Au Japon, dans les rues, on ne voit jamais de balayeur. Les rues sont pourtant impeccables. Souvent en foutoir avec des fils; des câbles électriques; des bouteilles plastique remplies d’eau (l’explication surréaliste qui en est donnée est : les animaux y voient leur reflet la nuit, ça les fait fuir, donc ils pissent pas là); de vieux vélos pliables rouillés; des protège-poubelles (contre les singes, les sangliers, les corbeaux) bricolés avec des grilles de récupération et des filets aux grosses mailles de nylon noir, jaune ou bleu pétrole; des journaux, des cartons ficelés non comme des déchets mais comme une marchandise noble pour le récupérateur au camion mégaphonant une rengaine exaspérante; du vieux matériel électroménager pour l’autre récupérateur (celui dont le camion mégaphone une autre boucle excédante).
La rue résidentielle japonaise, c’est le bazar. A l’opposé absolu de l’uniformité au carré d’une banlieue américaine. Mais propre. Pas une feuille par terre. Parce qu’avant sept heures (huit heures pour les flemmardes), les femmes mariées sortent de leur maison avec leur beau balai végétal.
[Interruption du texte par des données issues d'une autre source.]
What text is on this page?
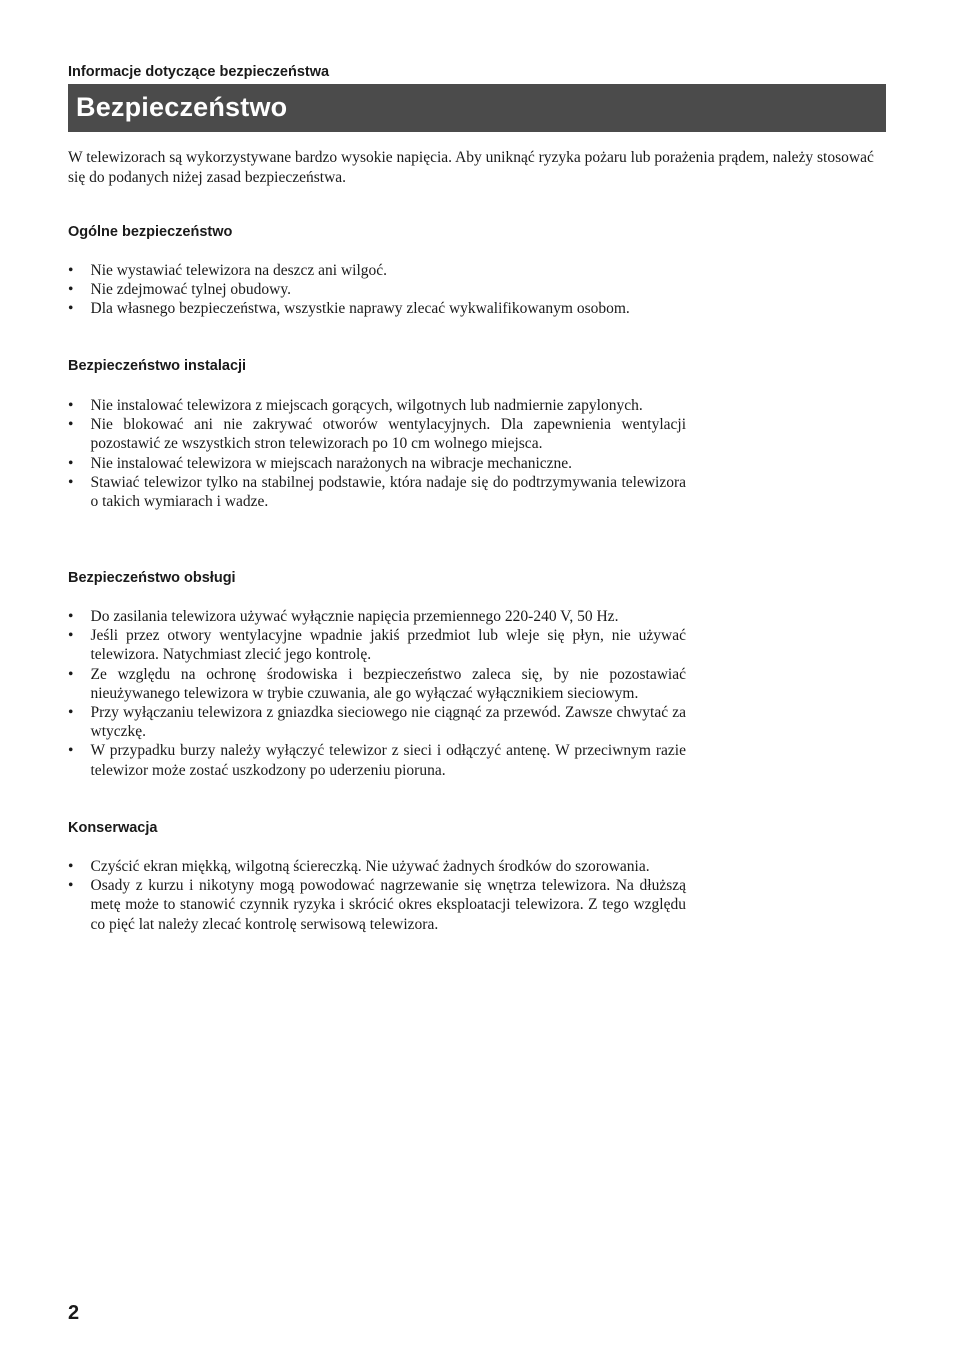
Informacje dotyczące bezpieczeństwa
Bezpieczeństwo

W telewizorach są wykorzystywane bardzo wysokie napięcia. Aby uniknąć ryzyka pożaru lub porażenia prądem, należy stosować się do podanych niżej zasad bezpieczeństwa.

Ogólne bezpieczeństwo
• Nie wystawiać telewizora na deszcz ani wilgoć.
• Nie zdejmować tylnej obudowy.
• Dla własnego bezpieczeństwa, wszystkie naprawy zlecać wykwalifikowanym osobom.
Bezpieczeństwo instalacji
• Nie instalować telewizora z miejscach gorących, wilgotnych lub nadmiernie zapylonych.
• Nie blokować ani nie zakrywać otworów wentylacyjnych. Dla zapewnienia wentylacji pozostawić ze wszystkich stron telewizorach po 10 cm wolnego miejsca.
• Nie instalować telewizora w miejscach narażonych na wibracje mechaniczne.
• Stawiać telewizor tylko na stabilnej podstawie, która nadaje się do podtrzymywania telewizora o takich wymiarach i wadze.
Bezpieczeństwo obsługi
• Do zasilania telewizora używać wyłącznie napięcia przemiennego 220-240 V, 50 Hz.
• Jeśli przez otwory wentylacyjne wpadnie jakiś przedmiot lub wleje się płyn, nie używać telewizora. Natychmiast zlecić jego kontrolę.
• Ze względu na ochronę środowiska i bezpieczeństwo zaleca się, by nie pozostawiać nieużywanego telewizora w trybie czuwania, ale go wyłączać wyłącznikiem sieciowym.
• Przy wyłączaniu telewizora z gniazdka sieciowego nie ciągnąć za przewód. Zawsze chwytać za wtyczkę.
• W przypadku burzy należy wyłączyć telewizor z sieci i odłączyć antenę. W przeciwnym razie telewizor może zostać uszkodzony po uderzeniu pioruna.
Konserwacja
• Czyścić ekran miękką, wilgotną ściereczką. Nie używać żadnych środków do szorowania.
• Osady z kurzu i nikotyny mogą powodować nagrzewanie się wnętrza telewizora. Na dłuższą metę może to stanowić czynnik ryzyka i skrócić okres eksploatacji telewizora. Z tego względu co pięć lat należy zlecać kontrolę serwisową telewizora.
2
En cosplay de rigueur : le tablier. Et chacune de balayer devant sa porte.
婦 – femme mariée : femme, balai et tablier.
Neat, plausible and wrong.
Parce que le sens des composants donnés ci-dessus est celui, arbitraire, proposé par Heisig/Maniette dans la méthode impressionnante d’efficacité que j’utilise pour apprendre les kanjis. Pas l’étymologie exacte (femme, main, balai, pas tablier)…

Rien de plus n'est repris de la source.